Manipulation of Crystallization to Resolve Severe Concentrator Scaling, 2004 International Chemical Recovery Conference
Three of four bodies of a new falling film concentrator have suffered severe capacity loss from soluble scale since
start up. Recovery boiler ash is added to the black liquor at the inlet to the 1A effect, and although this effect attains
the highest solids content, it is the only concentrator body that does not significantly scale. The practical
requirement to have one of the other three concentrator bodies on continuous wash has forced the second effect to
operate above 50% solids which has caused it to rapidly foul.

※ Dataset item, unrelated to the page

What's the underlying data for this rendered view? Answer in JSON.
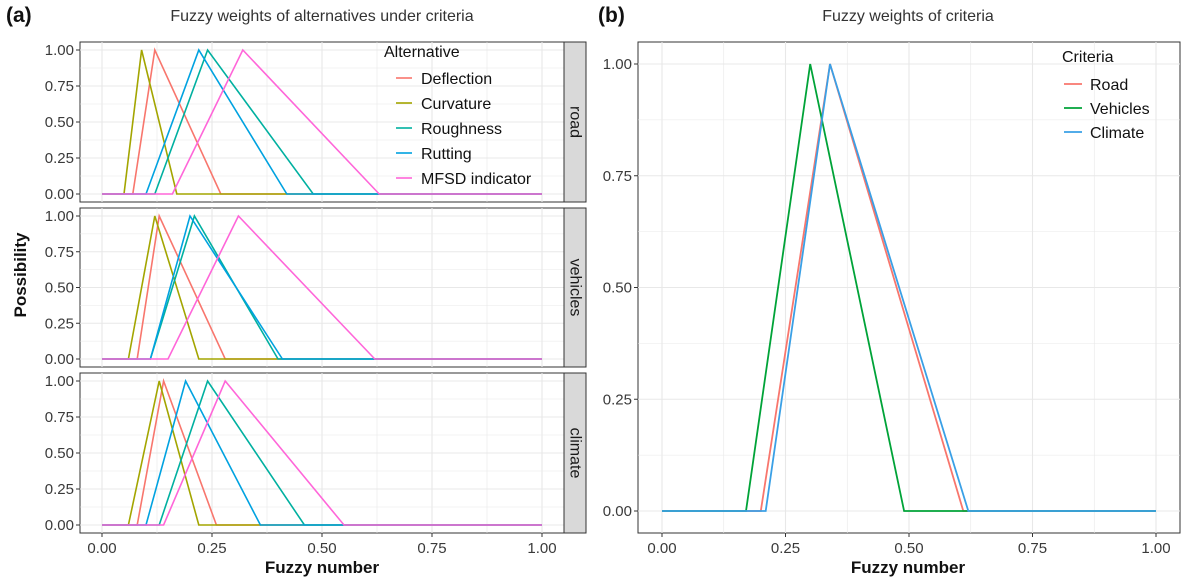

Analysis of black liquor samples revealed that the concentrator feed had a Na2CO3/Na2SO4 weight ratio exceeding
3.7. Recent advances in our understanding of crystallization during black liquor evaporation suggest that the first
crystals being formed at this composition are dicarbonate (2Na2CO4·Na2SO4). High levels of soluble calcium in the
black liquor, 300-400 ppm, about 90% of total calcium, are expected to delay dicarbonate nucleation and allow very
high supersaturation to develop. The combination of these two conditions suggests that massive nucleation of
dicarbonate is responsible for rapid scaling. After the boiler ash is mixed with the black liquor, the crystals
produced are expected to be burkeite (Na2CO3·2Na2SO4), which has less tendency to form tube surface deposits.
Causes for the high carbonate-to-sulfate ratio have been identified and several recommendations are under
evaluation for modifying chemical make-up strategy to manipulate liquor composition within the concentrator and
for recirculation of appropriate seed crystals to relieve supersaturation in the problem effects.